Adeline finit par s’excuser d’un tel stratagème qui n’était pas forcément digne de la
confiance qu’elle plaçait envers ses amies mais elle leur confia in fine que sa conduite
avait été initiée à la suite du visionnage récent d’un film de Joseph Mankiewicz, intitulé
« Chaînes conjugales » de 1949, qui l’avait particulièrement intéressée et qu’elle
conseillait de regarder afin de comprendre la signification complète de sa mise en scène.
Comme elle s’aperçut que ses trois amies l’interrogeaient du regard et semblaient
ne pas connaître cette œuvre américaine d’après-guerre elle leur dit aussitôt : « Vous ne
connaissez peut-être pas ce vieux film mais je vais vous en dire deux mots ». Elle leur
expliqua donc l’argument de départ de ce brillant chef d’oeuvre qui remporta l’Oscar du
meilleur réalisateur et celui du meilleur scénario en 1949 : Alors que trois amies sont sur le
point d’embarquer sur un bateau pour un picnic champêtre et qu’elles attendent leur
quatrième amie Adie Ross, celle-ci leur fait porter une lettre dans laquelle elle leur dit
adieu et leur annonce qu’elle part avec le mari de l’une d’entre elles…mais laquelle ?
Pendant la promenade chacune s’interroge pour savoir s’il s’agit du sien.
Jennifer, Roselyne et Marie étaient sidérées d’une telle effronterie mais en même
temps elles devaient chacune dans leur for intérieur admettre que c’était bien joué de la
part d’Adeline et que la leçon, bien qu’amère à recevoir, était assez salutaire puisqu’elles
leur ouvrait les yeux sur la possible vulnérabilité de leurs maris mais avant tout sur leur
égoïsme bourgeois et convenu de femme satisfaite.

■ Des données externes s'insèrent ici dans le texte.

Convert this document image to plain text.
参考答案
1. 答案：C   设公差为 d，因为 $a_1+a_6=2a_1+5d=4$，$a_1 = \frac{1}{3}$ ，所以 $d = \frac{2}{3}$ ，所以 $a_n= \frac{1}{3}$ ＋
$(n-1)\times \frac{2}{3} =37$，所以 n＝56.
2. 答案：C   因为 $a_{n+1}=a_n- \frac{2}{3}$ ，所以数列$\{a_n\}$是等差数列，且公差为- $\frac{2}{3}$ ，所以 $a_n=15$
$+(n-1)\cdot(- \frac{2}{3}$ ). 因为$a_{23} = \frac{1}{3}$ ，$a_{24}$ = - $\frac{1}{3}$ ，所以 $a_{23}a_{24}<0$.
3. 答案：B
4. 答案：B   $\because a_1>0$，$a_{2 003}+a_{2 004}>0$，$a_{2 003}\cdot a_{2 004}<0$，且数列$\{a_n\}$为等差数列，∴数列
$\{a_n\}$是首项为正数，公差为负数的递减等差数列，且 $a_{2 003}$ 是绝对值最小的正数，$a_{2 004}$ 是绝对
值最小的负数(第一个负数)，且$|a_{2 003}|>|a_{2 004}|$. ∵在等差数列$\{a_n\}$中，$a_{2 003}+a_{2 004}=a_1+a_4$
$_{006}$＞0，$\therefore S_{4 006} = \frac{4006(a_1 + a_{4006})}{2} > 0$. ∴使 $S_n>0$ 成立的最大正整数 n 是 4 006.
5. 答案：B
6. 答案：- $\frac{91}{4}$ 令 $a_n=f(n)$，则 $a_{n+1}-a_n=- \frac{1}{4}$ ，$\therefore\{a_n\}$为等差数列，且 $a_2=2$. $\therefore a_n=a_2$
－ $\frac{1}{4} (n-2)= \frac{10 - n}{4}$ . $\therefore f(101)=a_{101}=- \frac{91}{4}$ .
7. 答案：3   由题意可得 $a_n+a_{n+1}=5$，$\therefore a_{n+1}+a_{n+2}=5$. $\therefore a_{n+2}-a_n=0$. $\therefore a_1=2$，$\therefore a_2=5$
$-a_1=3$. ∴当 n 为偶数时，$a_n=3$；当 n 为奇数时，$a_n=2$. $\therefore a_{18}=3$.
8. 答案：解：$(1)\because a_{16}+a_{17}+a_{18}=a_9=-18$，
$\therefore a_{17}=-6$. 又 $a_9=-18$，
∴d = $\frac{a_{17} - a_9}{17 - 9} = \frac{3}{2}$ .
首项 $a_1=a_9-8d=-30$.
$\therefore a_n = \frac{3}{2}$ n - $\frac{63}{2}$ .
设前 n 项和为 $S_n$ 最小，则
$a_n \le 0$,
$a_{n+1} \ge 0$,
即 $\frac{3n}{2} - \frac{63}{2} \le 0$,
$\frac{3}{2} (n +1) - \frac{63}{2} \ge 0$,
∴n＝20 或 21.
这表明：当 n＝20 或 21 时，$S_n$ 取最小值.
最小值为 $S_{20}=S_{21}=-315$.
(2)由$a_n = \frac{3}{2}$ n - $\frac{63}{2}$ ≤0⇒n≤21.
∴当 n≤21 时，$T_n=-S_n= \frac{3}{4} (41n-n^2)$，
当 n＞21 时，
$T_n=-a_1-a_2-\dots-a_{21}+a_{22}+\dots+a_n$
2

Adeline ajouta enfin qu’elle avait certes forcé la mesure, récemment, en faisant
mine de séduire les maris respectifs de ses amies mais que cela faisait partie de son plan,
libre à chacune de déployer ses talents pour remettre en ordre leur ménage et dissuader
leurs époux de succomber aux sirènes incertaines de l’infidélité.